The diagnosis of strongyloidiasis requires careful consideration. The choice of laboratory test, or test combinations, should be guided by the clinical history of the patient, the likelihood of infection, the likely clinical impact of a missed diagnosis, and the practicality of suitable specimen collection, preservation and transport being possible. Australian laboratories are encouraged to review their protocols to avoid missing this most important of endemic helminthic diseases.

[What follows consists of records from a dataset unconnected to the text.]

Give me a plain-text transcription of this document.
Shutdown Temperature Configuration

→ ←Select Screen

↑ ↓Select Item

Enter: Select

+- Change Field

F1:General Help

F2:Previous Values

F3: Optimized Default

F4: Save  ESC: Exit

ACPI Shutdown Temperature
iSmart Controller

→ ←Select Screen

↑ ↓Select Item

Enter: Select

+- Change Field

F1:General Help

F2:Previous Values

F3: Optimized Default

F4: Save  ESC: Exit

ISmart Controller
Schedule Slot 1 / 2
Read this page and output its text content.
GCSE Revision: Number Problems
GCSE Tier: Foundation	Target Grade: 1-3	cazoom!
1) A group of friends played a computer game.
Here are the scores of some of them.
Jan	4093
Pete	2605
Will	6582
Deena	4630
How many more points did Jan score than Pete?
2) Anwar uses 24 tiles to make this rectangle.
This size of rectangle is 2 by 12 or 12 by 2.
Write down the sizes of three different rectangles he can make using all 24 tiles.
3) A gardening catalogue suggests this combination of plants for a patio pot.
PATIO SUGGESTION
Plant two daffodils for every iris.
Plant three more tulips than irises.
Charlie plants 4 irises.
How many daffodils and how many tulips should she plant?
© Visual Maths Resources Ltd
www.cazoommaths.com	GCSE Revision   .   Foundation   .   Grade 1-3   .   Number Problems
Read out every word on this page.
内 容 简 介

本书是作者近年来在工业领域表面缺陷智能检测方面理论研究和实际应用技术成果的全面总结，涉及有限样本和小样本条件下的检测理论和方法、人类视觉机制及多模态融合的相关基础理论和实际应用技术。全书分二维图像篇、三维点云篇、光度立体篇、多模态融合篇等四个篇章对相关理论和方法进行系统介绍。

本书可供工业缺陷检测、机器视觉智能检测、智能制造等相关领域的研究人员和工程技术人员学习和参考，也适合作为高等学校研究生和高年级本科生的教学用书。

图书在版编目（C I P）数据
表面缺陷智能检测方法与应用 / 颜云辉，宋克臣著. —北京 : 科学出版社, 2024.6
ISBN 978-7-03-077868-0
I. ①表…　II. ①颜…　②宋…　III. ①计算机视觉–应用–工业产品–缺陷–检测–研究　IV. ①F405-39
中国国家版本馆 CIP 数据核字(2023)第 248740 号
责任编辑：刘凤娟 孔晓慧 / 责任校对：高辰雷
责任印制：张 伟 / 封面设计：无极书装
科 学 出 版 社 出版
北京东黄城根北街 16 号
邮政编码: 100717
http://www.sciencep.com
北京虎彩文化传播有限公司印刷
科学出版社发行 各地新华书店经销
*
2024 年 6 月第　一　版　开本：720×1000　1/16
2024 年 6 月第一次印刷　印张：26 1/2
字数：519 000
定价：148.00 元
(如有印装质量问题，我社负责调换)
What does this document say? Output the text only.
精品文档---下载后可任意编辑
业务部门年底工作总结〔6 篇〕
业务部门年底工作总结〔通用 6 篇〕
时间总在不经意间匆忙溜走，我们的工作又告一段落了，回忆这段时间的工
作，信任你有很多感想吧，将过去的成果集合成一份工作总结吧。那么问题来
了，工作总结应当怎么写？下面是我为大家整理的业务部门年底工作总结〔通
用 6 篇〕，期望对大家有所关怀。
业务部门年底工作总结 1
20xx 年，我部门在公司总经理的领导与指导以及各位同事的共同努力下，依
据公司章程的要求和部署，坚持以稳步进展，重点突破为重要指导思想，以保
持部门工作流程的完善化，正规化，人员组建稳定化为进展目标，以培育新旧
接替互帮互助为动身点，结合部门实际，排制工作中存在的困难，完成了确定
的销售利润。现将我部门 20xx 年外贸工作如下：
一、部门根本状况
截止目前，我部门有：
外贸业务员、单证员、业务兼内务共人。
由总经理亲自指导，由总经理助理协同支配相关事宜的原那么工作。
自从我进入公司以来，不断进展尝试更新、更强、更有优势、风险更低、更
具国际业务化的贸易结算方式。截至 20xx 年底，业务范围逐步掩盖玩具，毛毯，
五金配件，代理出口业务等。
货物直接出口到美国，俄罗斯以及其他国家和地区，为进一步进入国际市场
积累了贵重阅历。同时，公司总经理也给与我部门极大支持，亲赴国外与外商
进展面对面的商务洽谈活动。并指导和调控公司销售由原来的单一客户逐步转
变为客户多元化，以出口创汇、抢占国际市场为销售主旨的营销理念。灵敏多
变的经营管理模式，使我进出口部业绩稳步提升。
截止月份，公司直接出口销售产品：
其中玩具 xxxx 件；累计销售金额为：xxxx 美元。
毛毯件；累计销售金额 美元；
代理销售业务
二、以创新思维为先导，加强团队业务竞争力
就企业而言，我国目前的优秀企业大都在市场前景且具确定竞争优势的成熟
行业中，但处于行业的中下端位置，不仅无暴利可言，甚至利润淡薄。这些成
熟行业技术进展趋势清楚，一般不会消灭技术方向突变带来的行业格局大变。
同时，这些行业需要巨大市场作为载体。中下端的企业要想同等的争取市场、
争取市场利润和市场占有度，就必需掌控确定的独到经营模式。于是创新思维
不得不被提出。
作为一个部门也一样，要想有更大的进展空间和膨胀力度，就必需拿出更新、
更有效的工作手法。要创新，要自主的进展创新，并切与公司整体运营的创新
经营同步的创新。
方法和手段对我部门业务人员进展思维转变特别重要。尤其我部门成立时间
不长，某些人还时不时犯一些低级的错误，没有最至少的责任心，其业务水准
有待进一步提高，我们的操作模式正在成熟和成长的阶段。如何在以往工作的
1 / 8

  1. Shield J, Braat S, Watts M, Robertson G, Beaman M, McLeod J, Baird RW, Hart J, Robson J, Lee R, McKessar S. Seropositivity and geographical distribution of Strongyloides stercoralis in Australia: A study of pathology laboratory data from 2012–2016. PLoS Negl Trop Dis 2021; 15:e0009160.
  2. Page W, Judd JA, Bradbury RS. The unique life cycle of Strongyloides stercoralis and implications for public health action. Trop Med Infect Dis 2018; 3:53.
  3. Buonfrate D, Tamarozzi F, Paradies P, Watts MR, Bradbury RS, Bisoffi Z. The diagnosis of human and companion animal Strongyloides stercoralis infection: Challenges and solutions. A scoping review. Adv Parasitol 2022; 118:1-84.